Octubre y noviembre no existen en mi memoria. Hemos hecho cosas, hemos ido al cine, hemos ido al baloncesto, hemos ido a una casa rural, pero todos los recuerdos están roídos por la ansiedad. Pero hubo momentos bellos, instantes deliciosos. Las conversaciones en Malpartida, el paseo al parque, tu abrazo después de quemar nuestras naves. Estaba desorientado. Hablábamos pero no nos entendíamos. Aquellas primeras terapias de confusión y contención, de falta de claridad, de miedo a la última oportunidad. Aquel mensaje en facebook que despertó todos los fantasmas aparcados, aquellas noches largas en las que pensaba si era mejor no estar, desaparecer, irme. Estar sin ti, que es lo mismo que no estar. No volver y así encerrar la ira y la violencia que guardaba en mis manos y pensares más oscuros.

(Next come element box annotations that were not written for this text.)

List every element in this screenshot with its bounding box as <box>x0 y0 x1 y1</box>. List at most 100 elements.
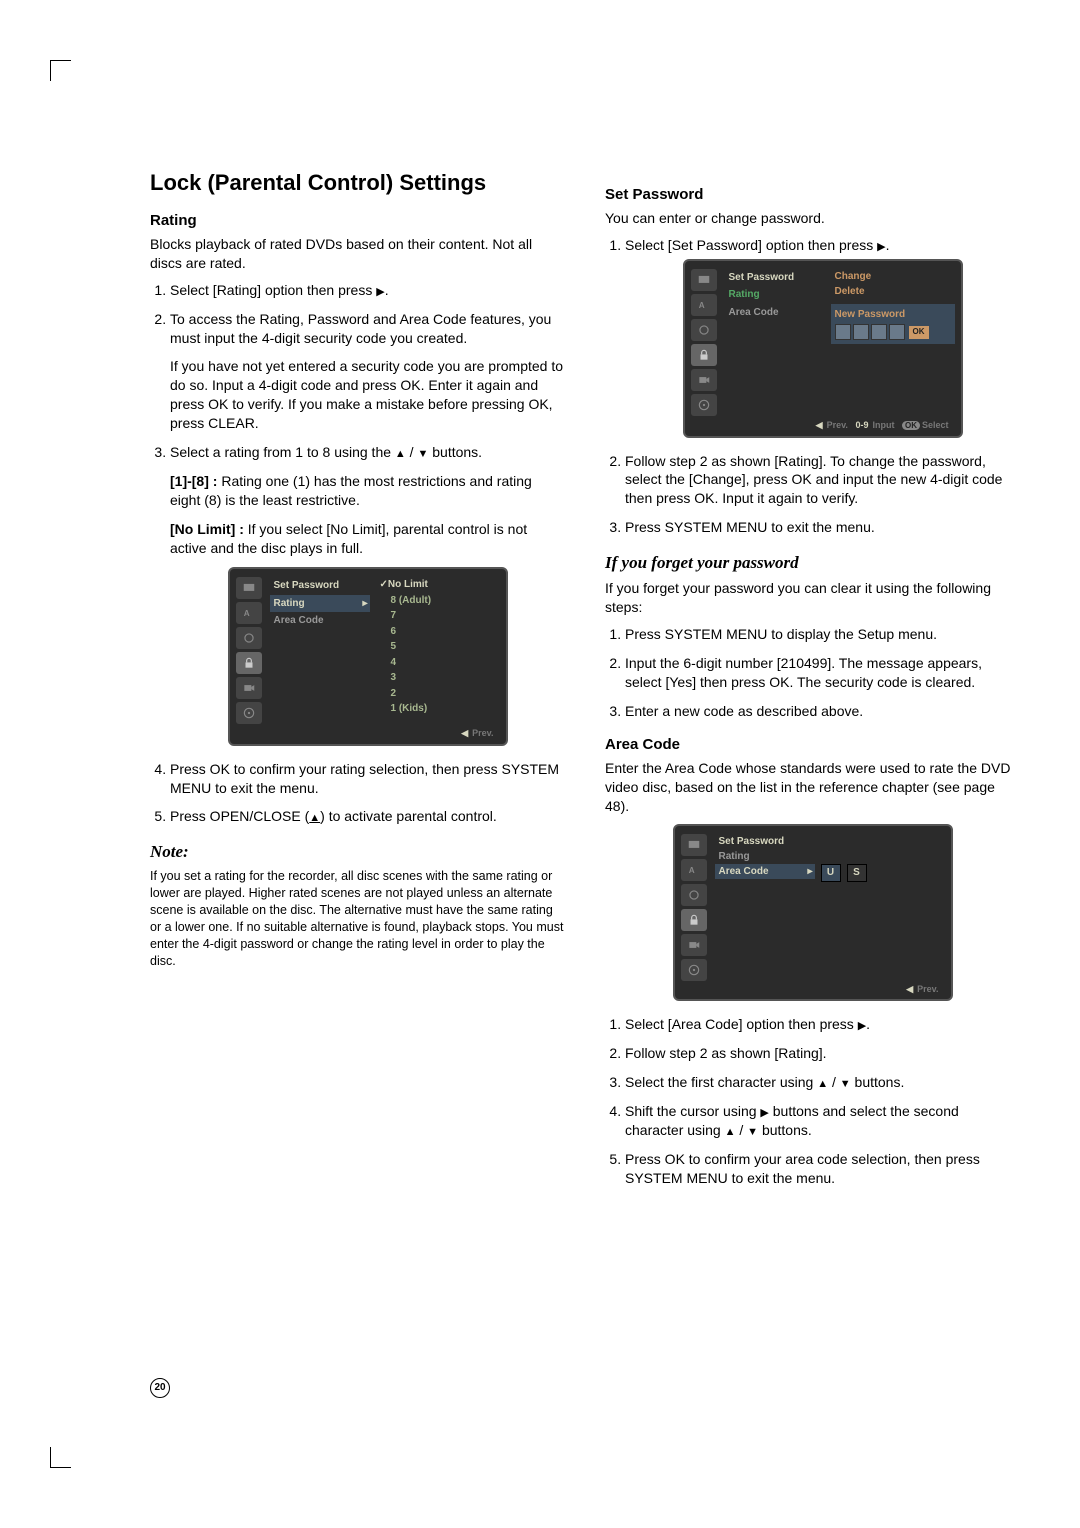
osd-setpw-footer: ◀Prev. 0-9Input OKSelect <box>691 416 955 432</box>
svg-text:A: A <box>688 866 694 875</box>
set-password-heading: Set Password <box>605 186 1020 203</box>
ac-step-1: Select [Area Code] option then press . <box>625 1015 1020 1034</box>
area-code-intro: Enter the Area Code whose standards were… <box>605 759 1020 816</box>
crop-mark-bottom-left <box>50 1447 71 1468</box>
osd-opt-nolimit: No Limit <box>376 577 500 593</box>
set-password-steps: Select [Set Password] option then press … <box>605 236 1020 537</box>
rating-step-5: Press OPEN/CLOSE () to activate parental… <box>170 807 565 826</box>
osd-opt-1: 1 (Kids) <box>376 701 500 717</box>
right-arrow-icon <box>760 1103 768 1119</box>
osd-opt-7: 7 <box>376 608 500 624</box>
forget-intro: If you forget your password you can clea… <box>605 579 1020 617</box>
osd-menu-list: Set Password Rating Area Code▸ <box>715 832 815 981</box>
osd-menu-list: Set Password Rating▸ Area Code <box>270 575 370 724</box>
osd-rating-options: No Limit 8 (Adult) 7 6 5 4 3 2 1 (Kids) <box>376 575 500 724</box>
osd-areacode-screenshot: A Set Password Rating Area Code▸ <box>673 824 953 1001</box>
forget-step-3: Enter a new code as described above. <box>625 702 1020 721</box>
area-code-steps: Select [Area Code] option then press . F… <box>605 1015 1020 1187</box>
disc-icon <box>236 702 262 724</box>
osd-ac-footer: ◀Prev. <box>681 981 945 995</box>
language-icon: A <box>691 294 717 316</box>
osd-opt-3: 3 <box>376 670 500 686</box>
osd-rating-footer: ◀Prev. <box>236 724 500 739</box>
right-arrow-icon <box>858 1016 866 1032</box>
osd-opt-2: 2 <box>376 686 500 702</box>
osd-setpassword-screenshot: A Set Password Rating Area Code <box>683 259 963 438</box>
svg-text:A: A <box>243 609 249 618</box>
recording-icon <box>681 934 707 956</box>
osd-opt-6: 6 <box>376 624 500 640</box>
rating-step-2-note: If you have not yet entered a security c… <box>170 357 565 433</box>
right-arrow-icon <box>877 237 885 253</box>
lock-icon <box>691 344 717 366</box>
osd-newpassword-fields: OK <box>835 324 951 340</box>
disc-icon <box>691 394 717 416</box>
rating-nolimit-block: [No Limit] : If you select [No Limit], p… <box>170 520 565 558</box>
pw-cell <box>889 324 905 340</box>
right-column: Set Password You can enter or change pas… <box>605 170 1020 1197</box>
rating-step-4: Press OK to confirm your rating selectio… <box>170 760 565 798</box>
rating-step-3: Select a rating from 1 to 8 using the / … <box>170 443 565 746</box>
right-arrow-icon <box>376 282 384 298</box>
osd-menu-rating: Rating <box>725 286 825 304</box>
lock-icon <box>236 652 262 674</box>
pw-cell <box>835 324 851 340</box>
rating-step-2: To access the Rating, Password and Area … <box>170 310 565 433</box>
osd-icon-column: A <box>236 575 264 724</box>
area-code-heading: Area Code <box>605 736 1020 753</box>
language-icon: A <box>681 859 707 881</box>
osd-menu-setpassword: Set Password <box>270 577 370 595</box>
general-icon <box>691 269 717 291</box>
down-arrow-icon <box>417 444 428 460</box>
osd-rating-screenshot: A Set Password Rating▸ Area Code <box>228 567 508 745</box>
eject-icon <box>309 808 320 824</box>
rating-intro: Blocks playback of rated DVDs based on t… <box>150 235 565 273</box>
note-body: If you set a rating for the recorder, al… <box>150 868 565 969</box>
osd-opt-5: 5 <box>376 639 500 655</box>
rating-18-block: [1]-[8] : Rating one (1) has the most re… <box>170 472 565 510</box>
osd-menu-setpassword: Set Password <box>725 269 825 287</box>
lock-icon <box>681 909 707 931</box>
forget-step-2: Input the 6-digit number [210499]. The m… <box>625 654 1020 692</box>
osd-areacode-right: U S <box>821 832 945 981</box>
ac-step-3: Select the first character using / butto… <box>625 1073 1020 1092</box>
osd-opt-8: 8 (Adult) <box>376 593 500 609</box>
osd-menu-areacode: Area Code <box>270 612 370 630</box>
general-icon <box>236 577 262 599</box>
general-icon <box>681 834 707 856</box>
up-arrow-icon <box>395 444 406 460</box>
forget-step-1: Press SYSTEM MENU to display the Setup m… <box>625 625 1020 644</box>
osd-newpassword-label: New Password <box>835 308 951 322</box>
up-arrow-icon <box>725 1122 736 1138</box>
rating-steps: Select [Rating] option then press . To a… <box>150 281 565 827</box>
note-heading: Note: <box>150 842 565 862</box>
setpw-step-3: Press SYSTEM MENU to exit the menu. <box>625 518 1020 537</box>
osd-setpw-right: Change Delete New Password <box>831 267 955 416</box>
forget-heading: If you forget your password <box>605 553 1020 573</box>
osd-menu-areacode: Area Code▸ <box>715 864 815 879</box>
up-arrow-icon <box>817 1074 828 1090</box>
osd-menu-rating: Rating▸ <box>270 595 370 613</box>
audio-icon <box>691 319 717 341</box>
osd-areacode-cells: U S <box>821 864 945 882</box>
ac-step-2: Follow step 2 as shown [Rating]. <box>625 1044 1020 1063</box>
ac-cell-2: S <box>847 864 867 882</box>
rating-step-1: Select [Rating] option then press . <box>170 281 565 300</box>
svg-text:A: A <box>698 301 704 310</box>
language-icon: A <box>236 602 262 624</box>
osd-opt-4: 4 <box>376 655 500 671</box>
ac-cell-1: U <box>821 864 841 882</box>
osd-delete: Delete <box>831 284 955 300</box>
recording-icon <box>691 369 717 391</box>
osd-menu-areacode: Area Code <box>725 304 825 322</box>
osd-menu-rating: Rating <box>715 849 815 864</box>
forget-steps: Press SYSTEM MENU to display the Setup m… <box>605 625 1020 721</box>
down-arrow-icon <box>840 1074 851 1090</box>
osd-icon-column: A <box>681 832 709 981</box>
left-column: Lock (Parental Control) Settings Rating … <box>150 170 565 1197</box>
down-arrow-icon <box>747 1122 758 1138</box>
disc-icon <box>681 959 707 981</box>
crop-mark-top-left <box>50 60 71 81</box>
osd-icon-column: A <box>691 267 719 416</box>
page-number: 20 <box>150 1378 170 1398</box>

Y apareciste. Sincera y voraz, directa y concisa. Me rompiste, creí por unas horas que era el final. Mi cabeza había imaginado otra solución, otra verdad. Me rompiste. Lloré. Me abracé a Mateo y dormí pensando en el atroz día después. Y aunque fuiste mi noche más oscura durante unas horas, fuiste mi amanecer. Tú y tu atrevimiento, como ese bisturí eléctrico de Juan José Millás que abre la herida y la cicatriza al mismo tiempo. Tú, Mario, su medalla y su felicidad. Ahí empezó mi escalada. Volver a Badajoz, a la luz de la Alcazaba, a la paz de José, a sus letras escritas para mí. Ese 27 de noviembre, como aquel 5 de agosto, son días de plena felicidad pero, en este caso, supuso un antes y un después en mi salud mental. Sigo sufriendo crisis de ansiedad, sigo teniendo pensamientos negativos, aunque se han reducido los intrusivos, los lesivos, los que me invitan a dañarme a mí. Mentiría si dijera que ya no los tengo. Anoche fue la última vez que los sufrí, esa cefalea que no para, ese cansancio que te arrecia y busca culpables fuera y que te devora por dentro, te araña y roe las entrañas, te llena de hiel y sangre la cabeza. Pero cuando pienso eso, me freno. Me callo, me ausento y sé que pasará porque sé que tú estás, aunque en ese momento no lo vea. Estás. Y estarás. Y yo espero estar más veces como estas últimas semanas, como en la chocolatería de Cáceres, como en el cine cuando me aprietas la mano y todo pasa.

2021 también pasará. Nos quedan días, nos quedan miedos, nos quedan pasos, pero nos quedan luces, regalos, tardes hermosas, viajes y música, cansancio y besos para curarnos.